Add Figures: Visual representation of trends, score distributions, and candidate feedback

Expand Discussion: More thorough interpretation of reliability improvements, gender differences, and COVID-19 impacts

Content Validity Evidence: Describe the examination blueprint and content coverage procedures

Supplementary Materials: Include survey instrument and additional methodological details

Minor Revisions (Would Improve Clarity):

Editorial refinements as noted above

Explicit discussion of generalizability and context-specific findings

More conservative framing of validity claims pending predictive validity studies

Conclusion

Recommendation: Revise (Minor Revision)

This manuscript makes a solid contribution to the medical education literature by providing transparent, longitudinal data on subspecialty board examination evolution. The integration of KFPs represents an important pedagogical advancement, and the psychometric data demonstrate continuous quality improvement. With clarification of scoring procedures, enhanced methodological detail, and strengthened statistical analysis, this work will serve as a valuable reference for other medical education systems implementing or refining board certification processes.

The study is fundamentally sound, the data are robust, and the conclusions are appropriate. The required revisions are primarily matters of methodological transparency rather than fundamental scientific concerns.
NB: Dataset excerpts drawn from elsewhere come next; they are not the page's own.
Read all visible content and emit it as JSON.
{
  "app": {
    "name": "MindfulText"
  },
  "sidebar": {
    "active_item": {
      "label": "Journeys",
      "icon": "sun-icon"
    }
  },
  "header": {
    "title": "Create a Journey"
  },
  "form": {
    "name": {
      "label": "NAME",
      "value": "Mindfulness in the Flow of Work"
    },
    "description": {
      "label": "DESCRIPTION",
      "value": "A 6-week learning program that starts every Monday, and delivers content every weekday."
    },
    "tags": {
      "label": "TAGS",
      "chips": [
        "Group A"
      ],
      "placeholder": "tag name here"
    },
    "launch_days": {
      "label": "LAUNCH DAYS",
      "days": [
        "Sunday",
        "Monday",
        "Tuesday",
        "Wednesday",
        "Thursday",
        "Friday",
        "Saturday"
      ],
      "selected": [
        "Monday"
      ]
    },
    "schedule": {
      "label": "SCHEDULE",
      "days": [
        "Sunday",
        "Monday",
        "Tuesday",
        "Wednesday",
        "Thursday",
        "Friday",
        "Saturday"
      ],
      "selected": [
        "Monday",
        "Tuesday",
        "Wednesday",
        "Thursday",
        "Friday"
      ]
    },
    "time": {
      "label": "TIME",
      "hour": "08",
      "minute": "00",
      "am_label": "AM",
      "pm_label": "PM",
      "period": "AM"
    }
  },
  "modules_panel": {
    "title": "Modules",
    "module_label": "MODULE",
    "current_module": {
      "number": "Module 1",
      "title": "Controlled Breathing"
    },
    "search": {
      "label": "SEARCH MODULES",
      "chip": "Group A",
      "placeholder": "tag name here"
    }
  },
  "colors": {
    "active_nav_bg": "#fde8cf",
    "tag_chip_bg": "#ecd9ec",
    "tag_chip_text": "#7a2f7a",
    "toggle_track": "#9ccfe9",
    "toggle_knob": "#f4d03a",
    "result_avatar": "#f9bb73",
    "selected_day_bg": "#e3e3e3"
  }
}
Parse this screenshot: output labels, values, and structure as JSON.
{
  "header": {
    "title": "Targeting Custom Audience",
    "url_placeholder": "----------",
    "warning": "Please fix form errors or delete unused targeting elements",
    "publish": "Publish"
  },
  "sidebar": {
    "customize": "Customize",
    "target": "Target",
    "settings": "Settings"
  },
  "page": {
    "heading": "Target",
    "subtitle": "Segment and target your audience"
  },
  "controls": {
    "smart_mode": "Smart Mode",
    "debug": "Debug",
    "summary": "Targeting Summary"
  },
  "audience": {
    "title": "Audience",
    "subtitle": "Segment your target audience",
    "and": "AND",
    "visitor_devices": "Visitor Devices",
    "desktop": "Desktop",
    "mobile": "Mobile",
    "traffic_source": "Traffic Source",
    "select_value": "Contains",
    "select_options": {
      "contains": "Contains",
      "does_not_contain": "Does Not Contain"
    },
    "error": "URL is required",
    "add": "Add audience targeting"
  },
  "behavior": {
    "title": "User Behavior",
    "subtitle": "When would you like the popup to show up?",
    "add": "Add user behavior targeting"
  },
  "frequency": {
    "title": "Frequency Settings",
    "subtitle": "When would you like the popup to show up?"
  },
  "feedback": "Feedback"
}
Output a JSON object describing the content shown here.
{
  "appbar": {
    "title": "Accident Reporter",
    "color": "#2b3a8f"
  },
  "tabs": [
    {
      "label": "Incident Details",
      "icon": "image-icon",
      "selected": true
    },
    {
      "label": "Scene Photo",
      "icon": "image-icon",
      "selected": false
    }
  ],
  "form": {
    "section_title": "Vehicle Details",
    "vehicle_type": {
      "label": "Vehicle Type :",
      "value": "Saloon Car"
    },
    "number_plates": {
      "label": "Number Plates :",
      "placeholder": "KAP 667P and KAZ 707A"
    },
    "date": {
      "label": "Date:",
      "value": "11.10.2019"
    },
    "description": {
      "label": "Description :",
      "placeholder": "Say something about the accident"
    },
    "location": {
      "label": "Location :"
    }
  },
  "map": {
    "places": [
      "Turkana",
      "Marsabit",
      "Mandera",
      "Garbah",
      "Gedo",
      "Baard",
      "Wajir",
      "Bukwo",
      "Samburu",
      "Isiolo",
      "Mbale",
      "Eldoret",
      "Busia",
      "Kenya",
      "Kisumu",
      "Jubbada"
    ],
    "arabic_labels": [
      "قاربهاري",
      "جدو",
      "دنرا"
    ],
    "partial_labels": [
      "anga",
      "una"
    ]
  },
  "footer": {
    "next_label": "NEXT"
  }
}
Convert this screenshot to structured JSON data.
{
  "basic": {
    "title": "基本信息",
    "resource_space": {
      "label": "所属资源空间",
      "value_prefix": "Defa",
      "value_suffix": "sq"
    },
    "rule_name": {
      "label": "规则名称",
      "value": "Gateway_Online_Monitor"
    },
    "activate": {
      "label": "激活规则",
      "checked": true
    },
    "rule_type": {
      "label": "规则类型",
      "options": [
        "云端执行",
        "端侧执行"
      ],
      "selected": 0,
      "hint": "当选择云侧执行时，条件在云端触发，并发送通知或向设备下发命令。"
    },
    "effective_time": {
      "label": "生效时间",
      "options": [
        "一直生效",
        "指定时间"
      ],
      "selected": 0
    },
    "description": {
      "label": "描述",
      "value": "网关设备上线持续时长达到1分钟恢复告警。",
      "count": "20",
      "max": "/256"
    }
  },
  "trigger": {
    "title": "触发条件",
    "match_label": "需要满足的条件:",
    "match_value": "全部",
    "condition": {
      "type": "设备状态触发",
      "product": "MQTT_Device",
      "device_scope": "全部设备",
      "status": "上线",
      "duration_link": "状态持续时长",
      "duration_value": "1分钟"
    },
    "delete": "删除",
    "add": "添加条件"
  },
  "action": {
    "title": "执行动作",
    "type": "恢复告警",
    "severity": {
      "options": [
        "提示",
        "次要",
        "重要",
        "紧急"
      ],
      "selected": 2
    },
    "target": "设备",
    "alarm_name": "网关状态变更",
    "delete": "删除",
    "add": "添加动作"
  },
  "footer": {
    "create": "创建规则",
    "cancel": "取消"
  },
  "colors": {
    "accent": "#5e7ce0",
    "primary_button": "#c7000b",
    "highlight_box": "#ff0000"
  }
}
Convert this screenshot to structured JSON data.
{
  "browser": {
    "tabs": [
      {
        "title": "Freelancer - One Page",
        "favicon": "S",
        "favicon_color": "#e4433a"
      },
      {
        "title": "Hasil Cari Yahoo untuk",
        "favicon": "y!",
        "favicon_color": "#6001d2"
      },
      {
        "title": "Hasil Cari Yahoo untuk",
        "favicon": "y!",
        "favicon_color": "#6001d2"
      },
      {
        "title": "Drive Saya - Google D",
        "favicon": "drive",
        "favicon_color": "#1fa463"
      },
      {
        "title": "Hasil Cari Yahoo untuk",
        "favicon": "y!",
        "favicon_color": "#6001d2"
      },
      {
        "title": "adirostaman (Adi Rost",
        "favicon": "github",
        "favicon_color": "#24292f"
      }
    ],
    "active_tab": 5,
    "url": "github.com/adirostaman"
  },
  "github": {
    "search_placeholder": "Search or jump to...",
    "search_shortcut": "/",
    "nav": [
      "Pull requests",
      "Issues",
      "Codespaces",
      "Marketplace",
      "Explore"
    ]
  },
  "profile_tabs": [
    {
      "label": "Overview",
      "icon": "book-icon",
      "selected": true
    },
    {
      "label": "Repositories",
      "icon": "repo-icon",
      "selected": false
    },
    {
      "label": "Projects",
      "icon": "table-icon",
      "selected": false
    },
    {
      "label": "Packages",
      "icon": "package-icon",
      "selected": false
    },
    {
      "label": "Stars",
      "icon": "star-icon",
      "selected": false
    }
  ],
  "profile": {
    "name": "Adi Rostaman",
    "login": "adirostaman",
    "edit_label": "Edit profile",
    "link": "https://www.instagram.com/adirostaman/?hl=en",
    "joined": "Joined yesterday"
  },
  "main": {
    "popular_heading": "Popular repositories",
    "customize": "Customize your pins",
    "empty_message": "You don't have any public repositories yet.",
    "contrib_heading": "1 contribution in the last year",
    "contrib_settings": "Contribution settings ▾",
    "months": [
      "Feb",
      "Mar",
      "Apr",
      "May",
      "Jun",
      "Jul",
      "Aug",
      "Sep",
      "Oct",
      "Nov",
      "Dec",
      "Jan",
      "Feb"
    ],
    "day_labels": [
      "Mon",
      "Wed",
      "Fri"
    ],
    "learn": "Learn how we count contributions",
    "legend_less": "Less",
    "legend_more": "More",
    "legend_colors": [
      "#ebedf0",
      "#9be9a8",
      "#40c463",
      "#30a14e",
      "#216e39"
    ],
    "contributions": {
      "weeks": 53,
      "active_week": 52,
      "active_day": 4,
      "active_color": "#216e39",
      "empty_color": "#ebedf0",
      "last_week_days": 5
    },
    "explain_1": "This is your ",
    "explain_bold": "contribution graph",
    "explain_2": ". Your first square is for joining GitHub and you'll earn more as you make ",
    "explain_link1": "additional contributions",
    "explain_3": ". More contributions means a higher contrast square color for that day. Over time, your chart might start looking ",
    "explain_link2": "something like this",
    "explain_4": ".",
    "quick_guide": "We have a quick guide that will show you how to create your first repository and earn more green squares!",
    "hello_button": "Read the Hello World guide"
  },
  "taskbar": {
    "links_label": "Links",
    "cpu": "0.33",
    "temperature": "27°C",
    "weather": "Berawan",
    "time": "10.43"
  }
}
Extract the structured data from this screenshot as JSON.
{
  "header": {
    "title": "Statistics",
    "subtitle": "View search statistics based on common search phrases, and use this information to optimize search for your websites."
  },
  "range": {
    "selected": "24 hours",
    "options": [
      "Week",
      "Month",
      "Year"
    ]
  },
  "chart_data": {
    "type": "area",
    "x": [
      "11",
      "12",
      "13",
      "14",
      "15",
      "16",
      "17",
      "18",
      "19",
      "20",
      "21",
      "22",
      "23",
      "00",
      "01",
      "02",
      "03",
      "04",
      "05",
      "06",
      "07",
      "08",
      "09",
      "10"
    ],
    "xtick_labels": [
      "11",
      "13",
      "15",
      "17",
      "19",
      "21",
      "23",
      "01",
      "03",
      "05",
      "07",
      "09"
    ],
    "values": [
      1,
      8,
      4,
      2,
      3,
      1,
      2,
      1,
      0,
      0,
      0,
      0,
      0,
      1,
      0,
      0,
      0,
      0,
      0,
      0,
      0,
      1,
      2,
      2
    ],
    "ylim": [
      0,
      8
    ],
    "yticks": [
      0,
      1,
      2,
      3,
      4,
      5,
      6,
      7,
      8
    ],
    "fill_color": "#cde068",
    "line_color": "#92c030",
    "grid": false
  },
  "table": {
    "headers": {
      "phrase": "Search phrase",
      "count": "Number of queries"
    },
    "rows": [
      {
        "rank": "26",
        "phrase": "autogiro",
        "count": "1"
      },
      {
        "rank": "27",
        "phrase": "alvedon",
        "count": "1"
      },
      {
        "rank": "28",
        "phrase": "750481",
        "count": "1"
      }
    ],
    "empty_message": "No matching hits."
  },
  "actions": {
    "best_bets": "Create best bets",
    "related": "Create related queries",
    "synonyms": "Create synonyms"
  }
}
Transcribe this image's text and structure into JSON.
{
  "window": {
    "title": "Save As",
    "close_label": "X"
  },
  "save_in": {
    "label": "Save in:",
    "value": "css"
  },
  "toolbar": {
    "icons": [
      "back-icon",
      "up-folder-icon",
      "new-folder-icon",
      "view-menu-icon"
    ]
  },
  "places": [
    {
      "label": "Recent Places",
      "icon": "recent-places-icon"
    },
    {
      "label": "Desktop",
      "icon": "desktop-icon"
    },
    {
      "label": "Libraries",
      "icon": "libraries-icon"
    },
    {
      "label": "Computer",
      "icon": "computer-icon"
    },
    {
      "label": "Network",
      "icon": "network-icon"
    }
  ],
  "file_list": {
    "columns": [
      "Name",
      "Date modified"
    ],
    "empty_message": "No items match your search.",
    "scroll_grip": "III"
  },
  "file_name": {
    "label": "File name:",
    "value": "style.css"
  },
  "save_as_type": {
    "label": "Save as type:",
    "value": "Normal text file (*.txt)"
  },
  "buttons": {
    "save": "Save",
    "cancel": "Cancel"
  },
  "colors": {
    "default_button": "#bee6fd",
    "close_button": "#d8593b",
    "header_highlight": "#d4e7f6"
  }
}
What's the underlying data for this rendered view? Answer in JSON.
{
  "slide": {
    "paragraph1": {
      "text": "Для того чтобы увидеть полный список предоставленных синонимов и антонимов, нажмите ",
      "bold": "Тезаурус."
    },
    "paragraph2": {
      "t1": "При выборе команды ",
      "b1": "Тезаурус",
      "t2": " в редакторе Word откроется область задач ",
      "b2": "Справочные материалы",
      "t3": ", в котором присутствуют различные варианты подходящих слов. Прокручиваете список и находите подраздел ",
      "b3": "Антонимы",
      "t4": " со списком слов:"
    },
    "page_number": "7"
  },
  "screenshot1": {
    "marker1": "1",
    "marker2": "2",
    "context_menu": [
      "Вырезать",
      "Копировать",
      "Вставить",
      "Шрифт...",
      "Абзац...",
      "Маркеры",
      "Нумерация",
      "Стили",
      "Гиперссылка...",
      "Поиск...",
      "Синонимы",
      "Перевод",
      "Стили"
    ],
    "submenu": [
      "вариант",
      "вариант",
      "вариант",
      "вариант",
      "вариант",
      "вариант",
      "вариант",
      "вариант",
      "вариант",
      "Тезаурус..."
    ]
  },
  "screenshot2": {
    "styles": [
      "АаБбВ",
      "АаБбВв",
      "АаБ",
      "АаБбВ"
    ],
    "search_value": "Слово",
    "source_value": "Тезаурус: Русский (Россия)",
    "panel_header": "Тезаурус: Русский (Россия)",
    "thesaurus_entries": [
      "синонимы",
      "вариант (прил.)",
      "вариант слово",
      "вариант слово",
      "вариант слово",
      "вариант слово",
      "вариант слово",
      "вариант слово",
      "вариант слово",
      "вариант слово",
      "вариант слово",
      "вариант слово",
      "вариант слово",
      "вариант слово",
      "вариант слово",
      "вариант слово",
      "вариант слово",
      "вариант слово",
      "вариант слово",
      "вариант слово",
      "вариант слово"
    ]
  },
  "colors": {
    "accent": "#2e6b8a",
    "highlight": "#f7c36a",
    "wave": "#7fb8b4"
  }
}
I recommend acceptance following minor revision to address the methodological clarifications outlined above.

Is the work clearly and accurately presented and does it cite the current literature?

Yes

If applicable, is the statistical analysis and its interpretation appropriate?

Yes

Are all the source data underlying the results available to ensure full reproducibility?

Yes

Is the study design appropriate and is the work technically sound?

Yes

Are the conclusions drawn adequately supported by the results?

Yes

Are sufficient details of methods and analysis provided to allow replication by others?

Partly

Reviewer Expertise:

Pediatric board exam performance research

I confirm that I have read this submission and believe that I have an appropriate level of expertise to confirm that it is of an acceptable scientific standard, however I have significant reservations, as outlined above.